The final public version of Windows 8 before launch has arrived, with updated features and a renewed push by Microsoft to persuade buyers its BYOD tools make it fit for business.
Microsoft has released the Windows 8 Release Preview, the final public version of the operating system before it goes on sale later in the year. Screenshot: Seth Rosenblatt/CNET News
As expected, Windows 8 Release Preview — Build 8400 — was pushed out by Microsoft to the public in 14 languages on Thursday. The final version is expected to be launched before November, so that it can be included in computers sold for Christmas.
"The Release Preview includes tens of thousands of improvements since the Windows 8 Consumer Preview build, including more personalisation options for the Start screen and improved multi-monitor support," Microsoft's Erwin Visser, senior director for Windows, wrote in a post to the Windows for Your Business blog. "This milestone signifies the final phase of development before Windows 8 is released to manufacturing and made available through Volume Licensing."

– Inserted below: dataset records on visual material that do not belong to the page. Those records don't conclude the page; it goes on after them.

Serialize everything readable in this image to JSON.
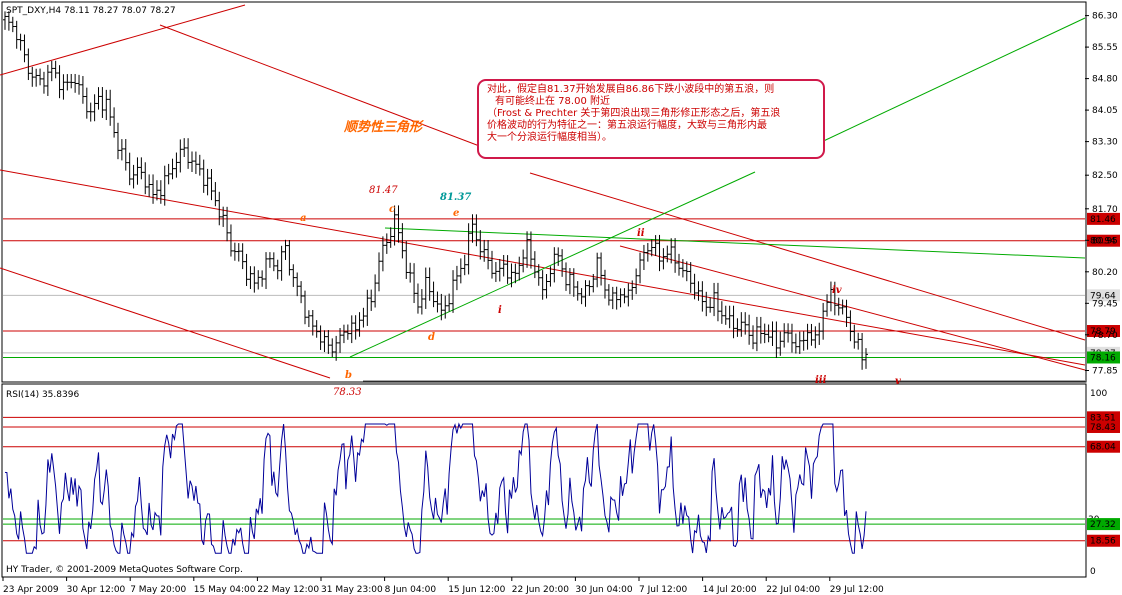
{
  "chart_header": "SPT_DXY,H4  78.11 78.27 78.07 78.27",
  "indicator_header": "RSI(14) 35.8396",
  "footer_credit": "HY Trader, © 2001-2009 MetaQuotes Software Corp.",
  "note_lines": [
    "对此，假定自81.37开始发展自86.86下跌小波段中的第五浪，则",
    "有可能终止在 78.00 附近",
    "（Frost & Prechter 关于第四浪出现三角形修正形态之后，第五浪",
    "价格波动的行为特征之一：第五浪运行幅度，大致与三角形内最",
    "大一个分浪运行幅度相当）。"
  ],
  "triangle_title": "顺势性三角形",
  "colors": {
    "red": "#cc0000",
    "green": "#00aa00",
    "orange": "#ff6600",
    "teal": "#009999",
    "rsi": "#000099",
    "box": "#e0e0e0"
  },
  "chart_data": [
    {
      "type": "candlestick",
      "timeframe": "H4",
      "symbol": "SPT_DXY",
      "last_ohlc": {
        "open": 78.11,
        "high": 78.27,
        "low": 78.07,
        "close": 78.27
      },
      "ylim": [
        77.6,
        86.6
      ],
      "y_ticks": [
        86.3,
        85.55,
        84.8,
        84.05,
        83.3,
        82.5,
        81.7,
        80.95,
        80.2,
        79.45,
        78.7,
        77.85
      ],
      "x_ticks": [
        "23 Apr 2009",
        "30 Apr 12:00",
        "7 May 20:00",
        "15 May 04:00",
        "22 May 12:00",
        "31 May 23:00",
        "8 Jun 04:00",
        "15 Jun 12:00",
        "22 Jun 20:00",
        "30 Jun 04:00",
        "7 Jul 12:00",
        "14 Jul 20:00",
        "22 Jul 04:00",
        "29 Jul 12:00"
      ],
      "price_path": [
        [
          0,
          86.2
        ],
        [
          3,
          85.9
        ],
        [
          6,
          85.0
        ],
        [
          9,
          84.7
        ],
        [
          12,
          85.0
        ],
        [
          15,
          84.6
        ],
        [
          18,
          84.8
        ],
        [
          20,
          84.3
        ],
        [
          22,
          84.0
        ],
        [
          24,
          84.3
        ],
        [
          26,
          84.2
        ],
        [
          28,
          83.5
        ],
        [
          30,
          83.0
        ],
        [
          32,
          82.5
        ],
        [
          34,
          82.6
        ],
        [
          36,
          82.4
        ],
        [
          38,
          82.0
        ],
        [
          40,
          82.2
        ],
        [
          42,
          82.5
        ],
        [
          44,
          82.9
        ],
        [
          46,
          83.1
        ],
        [
          48,
          82.8
        ],
        [
          50,
          82.6
        ],
        [
          52,
          82.3
        ],
        [
          54,
          81.9
        ],
        [
          56,
          81.4
        ],
        [
          58,
          80.8
        ],
        [
          60,
          80.6
        ],
        [
          62,
          80.2
        ],
        [
          64,
          79.9
        ],
        [
          66,
          80.2
        ],
        [
          68,
          80.5
        ],
        [
          70,
          80.3
        ],
        [
          72,
          80.8
        ],
        [
          74,
          80.0
        ],
        [
          76,
          79.6
        ],
        [
          78,
          79.0
        ],
        [
          80,
          78.8
        ],
        [
          82,
          78.5
        ],
        [
          84,
          78.4
        ],
        [
          86,
          78.6
        ],
        [
          88,
          78.9
        ],
        [
          90,
          78.8
        ],
        [
          92,
          79.3
        ],
        [
          94,
          79.5
        ],
        [
          96,
          80.5
        ],
        [
          98,
          80.9
        ],
        [
          100,
          81.47
        ],
        [
          102,
          80.7
        ],
        [
          104,
          80.0
        ],
        [
          106,
          79.4
        ],
        [
          108,
          79.9
        ],
        [
          110,
          79.6
        ],
        [
          112,
          79.2
        ],
        [
          114,
          79.6
        ],
        [
          116,
          80.1
        ],
        [
          118,
          80.5
        ],
        [
          120,
          81.37
        ],
        [
          122,
          80.7
        ],
        [
          124,
          80.5
        ],
        [
          126,
          80.1
        ],
        [
          128,
          80.4
        ],
        [
          130,
          80.0
        ],
        [
          132,
          80.4
        ],
        [
          134,
          80.8
        ],
        [
          136,
          80.3
        ],
        [
          138,
          79.7
        ],
        [
          140,
          80.3
        ],
        [
          142,
          80.6
        ],
        [
          144,
          80.0
        ],
        [
          146,
          79.9
        ],
        [
          148,
          79.6
        ],
        [
          150,
          79.9
        ],
        [
          152,
          80.4
        ],
        [
          154,
          79.8
        ],
        [
          156,
          79.5
        ],
        [
          158,
          79.7
        ],
        [
          160,
          79.6
        ],
        [
          162,
          80.2
        ],
        [
          164,
          80.6
        ],
        [
          166,
          80.9
        ],
        [
          168,
          80.5
        ],
        [
          170,
          80.7
        ],
        [
          172,
          80.5
        ],
        [
          174,
          80.2
        ],
        [
          176,
          80.0
        ],
        [
          178,
          79.6
        ],
        [
          180,
          79.4
        ],
        [
          182,
          79.5
        ],
        [
          184,
          79.2
        ],
        [
          186,
          79.0
        ],
        [
          188,
          78.9
        ],
        [
          190,
          78.9
        ],
        [
          192,
          78.6
        ],
        [
          194,
          78.8
        ],
        [
          196,
          78.7
        ],
        [
          198,
          78.5
        ],
        [
          200,
          78.7
        ],
        [
          202,
          78.6
        ],
        [
          204,
          78.4
        ],
        [
          206,
          78.8
        ],
        [
          208,
          78.5
        ],
        [
          210,
          79.3
        ],
        [
          212,
          79.64
        ],
        [
          214,
          79.4
        ],
        [
          216,
          79.1
        ],
        [
          218,
          78.6
        ],
        [
          220,
          78.2
        ],
        [
          221,
          78.27
        ]
      ],
      "horizontal_levels": [
        {
          "value": 81.46,
          "label": "81.46",
          "color": "red"
        },
        {
          "value": 80.94,
          "label": "80.94",
          "color": "red"
        },
        {
          "value": 79.64,
          "label": "79.64",
          "color": "box"
        },
        {
          "value": 78.79,
          "label": "78.79",
          "color": "red"
        },
        {
          "value": 78.27,
          "label": "78.27",
          "color": "box"
        },
        {
          "value": 78.16,
          "label": "78.16",
          "color": "green"
        }
      ],
      "wave_labels": [
        {
          "text": "a",
          "color": "orange"
        },
        {
          "text": "b",
          "color": "orange"
        },
        {
          "text": "c",
          "color": "orange"
        },
        {
          "text": "d",
          "color": "orange"
        },
        {
          "text": "e",
          "color": "orange"
        },
        {
          "text": "i",
          "color": "red"
        },
        {
          "text": "ii",
          "color": "red"
        },
        {
          "text": "iii",
          "color": "red"
        },
        {
          "text": "iv",
          "color": "red"
        },
        {
          "text": "v",
          "color": "red"
        }
      ],
      "price_annotations": [
        {
          "text": "81.47",
          "color": "red"
        },
        {
          "text": "81.37",
          "color": "teal"
        },
        {
          "text": "78.33",
          "color": "red"
        }
      ]
    },
    {
      "type": "line",
      "name": "RSI(14)",
      "last_value": 35.8396,
      "ylim": [
        0,
        100
      ],
      "y_ticks": [
        100,
        0
      ],
      "levels": [
        {
          "value": 83.51,
          "label": "83.51",
          "color": "red"
        },
        {
          "value": 78.43,
          "label": "78.43",
          "color": "red"
        },
        {
          "value": 68.04,
          "label": "68.04",
          "color": "red"
        },
        {
          "value": 30.0,
          "label": "30",
          "color": "green"
        },
        {
          "value": 27.32,
          "label": "27.32",
          "color": "green"
        },
        {
          "value": 18.56,
          "label": "18.56",
          "color": "red"
        }
      ]
    }
  ]
}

Windows 8 will give businesses the experiences people love and the enterprise-grade solutions IT departments need.– Erwin Visser, Microsoft
Microsoft took the opportunity of the launch to say again that the operating system is suited to corporate use, with a nod to the 'bring your own device' trend.
"Windows 8 will give businesses the experiences people love and the enterprise-grade solutions IT departments need," Visser said.
For example, the OS comes with new features for working remotely, locking down security anywhere and booting from a USB stick using the Windows To Go feature. In addition, it has touch interfaces even for enterprise applications built in the new Metro user interface, Visser said.
However, Microsoft encouraged companies still on Windows XP to upgrade to Windows 7, rather than jump now to Windows 8, as the preceding operating system is more mature.
"We encourage you to accelerate your move to Windows 7 to experience dramatic savings and functionality over Windows XP," he said. "It's also a good time to consider a proof-of-concept or small pilot for Windows 8 so you can experience first hand the business benefits enabled by the new capabilities described above."
The USB-boot Windows To Go feature is a neat way for businesses to load a secure Windows OS onto any device, going by the hands-on look ZDNet UK got at CeBit earlier this year. Furthermore, by layering the Metro user interface over typical business applications, Microsoft envisages that people can manipulate data in more intuitive touch-oriented ways.
Microsoft also said that Adobe Flash Player is now fully integrated into IE 10. However, ZDNet UK's sister site CNET News reported that the Flash capability was not ready when it saw the software.
With the release of the Windows 8 Release Preview, Microsoft will continue gathering data on the operating system and will use this to make changes to the codebase to let the OS "maintain a quality level higher than Windows 7", Microsoft's Windows president Steven Sinofsky wrote in a blog post on Thursday.
If all goes to plan, the operating system could be released to manufacturing [RTM] before the end of July.
"If the feedback and telemetry on Windows 8 and Windows RT match our expectations, then we will enter the final phases of the RTM process in about two months," Sinofsky said. "If we are successful in that, then we are tracking to our shared goal of having PCs with Windows 8 and Windows RT available for the holidays."